William F. Garms was a four-masted schooner built in Everett, Washington, in 1901 by C. G. White. She was later renamed Golden State.

According to the notes written on the back of the ca. 1900 photo (click on the image to view the writing, purportedly from The H. W. McCurdy Marine History of the Pacific Northwest, Newell, Gordon, ed., Seattle: The Superior Company, 1966), she veered into the barkentine S. G. Wilder in 1913 as the two were being towed to sea for a race at Port Townsend, Washington. The ship was later dismasted in a storm in January 1914, with the crew taking to a lifeboat and being rescued by the Snohomish, according to the notes. Another source, however, states the dismasting occurred in December 1913. In either case, she was towed to Seattle and repaired by her owner Rolph Navigation & Coal Co., and renamed the Golden State.

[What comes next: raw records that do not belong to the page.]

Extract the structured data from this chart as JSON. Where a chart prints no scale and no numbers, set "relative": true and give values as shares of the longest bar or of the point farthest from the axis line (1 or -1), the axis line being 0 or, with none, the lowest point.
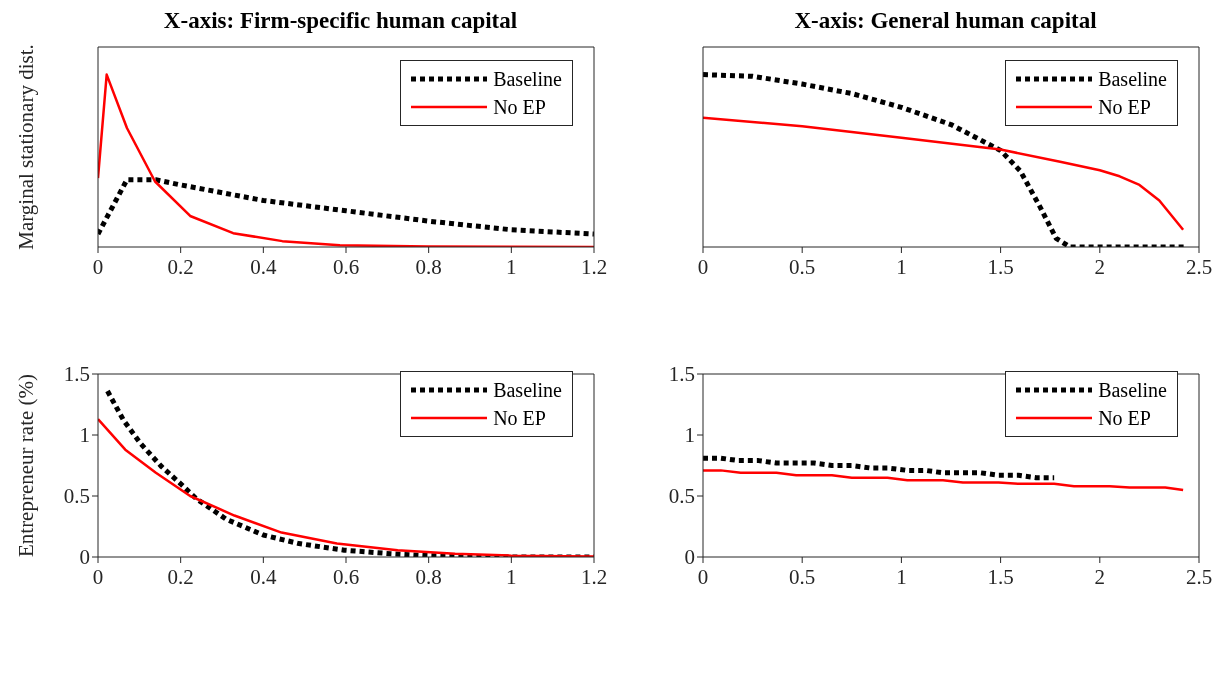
{
  "chart_data": [
    {
      "type": "line",
      "title": "X-axis: Firm-specific human capital",
      "ylabel": "Marginal stationary dist.",
      "relative": true,
      "xlim": [
        0,
        1.2
      ],
      "xticks": [
        0,
        0.2,
        0.4,
        0.6,
        0.8,
        1,
        1.2
      ],
      "tick_labels": "x",
      "legend": "top right",
      "series": [
        {
          "name": "Baseline",
          "color": "#000000",
          "line_style": "dotted",
          "x": [
            0,
            0.07,
            0.14,
            0.2,
            0.4,
            0.6,
            0.8,
            1.0,
            1.2
          ],
          "values": [
            0.075,
            0.39,
            0.39,
            0.36,
            0.27,
            0.21,
            0.15,
            0.1,
            0.075
          ]
        },
        {
          "name": "No EP",
          "color": "#ff0000",
          "line_style": "solid",
          "x": [
            0,
            0.021,
            0.07,
            0.138,
            0.223,
            0.327,
            0.446,
            0.585,
            0.8,
            1.0,
            1.2
          ],
          "values": [
            0.4,
            1,
            0.69,
            0.38,
            0.18,
            0.08,
            0.034,
            0.01,
            0.003,
            0.001,
            0
          ]
        }
      ]
    },
    {
      "type": "line",
      "title": "X-axis: General human capital",
      "relative": true,
      "xlim": [
        0,
        2.5
      ],
      "xticks": [
        0,
        0.5,
        1,
        1.5,
        2,
        2.5
      ],
      "tick_labels": "x",
      "legend": "top right",
      "series": [
        {
          "name": "Baseline",
          "color": "#000000",
          "line_style": "dotted",
          "x": [
            0,
            0.25,
            0.5,
            0.75,
            1.0,
            1.25,
            1.5,
            1.6,
            1.7,
            1.78,
            1.85,
            2.43
          ],
          "values": [
            1,
            0.99,
            0.945,
            0.89,
            0.81,
            0.71,
            0.56,
            0.44,
            0.23,
            0.05,
            0,
            0
          ]
        },
        {
          "name": "No EP",
          "color": "#ff0000",
          "line_style": "solid",
          "x": [
            0,
            0.5,
            1.0,
            1.5,
            1.8,
            2.0,
            2.1,
            2.2,
            2.3,
            2.42
          ],
          "values": [
            0.75,
            0.7,
            0.634,
            0.565,
            0.495,
            0.445,
            0.41,
            0.36,
            0.27,
            0.1
          ]
        }
      ]
    },
    {
      "type": "line",
      "ylabel": "Entrepreneur rate (%)",
      "xlim": [
        0,
        1.2
      ],
      "xticks": [
        0,
        0.2,
        0.4,
        0.6,
        0.8,
        1,
        1.2
      ],
      "ylim": [
        0,
        1.5
      ],
      "yticks": [
        0,
        0.5,
        1,
        1.5
      ],
      "legend": "top right",
      "series": [
        {
          "name": "Baseline",
          "color": "#000000",
          "line_style": "dotted",
          "x": [
            0.023,
            0.062,
            0.103,
            0.154,
            0.2,
            0.237,
            0.31,
            0.4,
            0.486,
            0.596,
            0.707,
            0.8,
            0.98,
            1.2
          ],
          "values": [
            1.36,
            1.12,
            0.93,
            0.74,
            0.6,
            0.48,
            0.31,
            0.18,
            0.11,
            0.056,
            0.027,
            0.011,
            0,
            0
          ]
        },
        {
          "name": "No EP",
          "color": "#ff0000",
          "line_style": "solid",
          "x": [
            0,
            0.066,
            0.14,
            0.223,
            0.33,
            0.444,
            0.578,
            0.725,
            0.864,
            1.0,
            1.2
          ],
          "values": [
            1.13,
            0.88,
            0.69,
            0.5,
            0.34,
            0.2,
            0.11,
            0.056,
            0.027,
            0.011,
            0.005
          ]
        }
      ]
    },
    {
      "type": "line",
      "xlim": [
        0,
        2.5
      ],
      "xticks": [
        0,
        0.5,
        1,
        1.5,
        2,
        2.5
      ],
      "ylim": [
        0,
        1.5
      ],
      "yticks": [
        0,
        0.5,
        1,
        1.5
      ],
      "legend": "top right",
      "series": [
        {
          "name": "Baseline",
          "color": "#000000",
          "line_style": "dotted",
          "x": [
            0,
            0.09,
            0.18,
            0.28,
            0.37,
            0.56,
            0.65,
            0.75,
            0.84,
            0.93,
            1.03,
            1.12,
            1.21,
            1.4,
            1.49,
            1.59,
            1.68,
            1.77
          ],
          "values": [
            0.81,
            0.81,
            0.79,
            0.79,
            0.77,
            0.77,
            0.75,
            0.75,
            0.73,
            0.73,
            0.71,
            0.71,
            0.69,
            0.69,
            0.67,
            0.67,
            0.65,
            0.65
          ]
        },
        {
          "name": "No EP",
          "color": "#ff0000",
          "line_style": "solid",
          "x": [
            0,
            0.09,
            0.19,
            0.37,
            0.47,
            0.65,
            0.75,
            0.93,
            1.03,
            1.21,
            1.31,
            1.49,
            1.59,
            1.77,
            1.87,
            2.05,
            2.15,
            2.33,
            2.42
          ],
          "values": [
            0.71,
            0.71,
            0.69,
            0.69,
            0.67,
            0.67,
            0.65,
            0.65,
            0.63,
            0.63,
            0.61,
            0.61,
            0.6,
            0.6,
            0.58,
            0.58,
            0.57,
            0.57,
            0.55
          ]
        }
      ]
    }
  ]
}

The Golden State caught fire in the Atlantic Ocean off Pensacola, Florida, on February 17 or 18, 1922, and was abandoned. She was towed into Pensacola in a capsized state on February 23. She subsequently was righted, repaired, and returned to service.

According to the notes, "the Golden State was sold to L.A. Scott of Mobile". She was lost by fire at sea at 29° 29' N, 85° 50' W on February 17, 1922, the crew being rescued.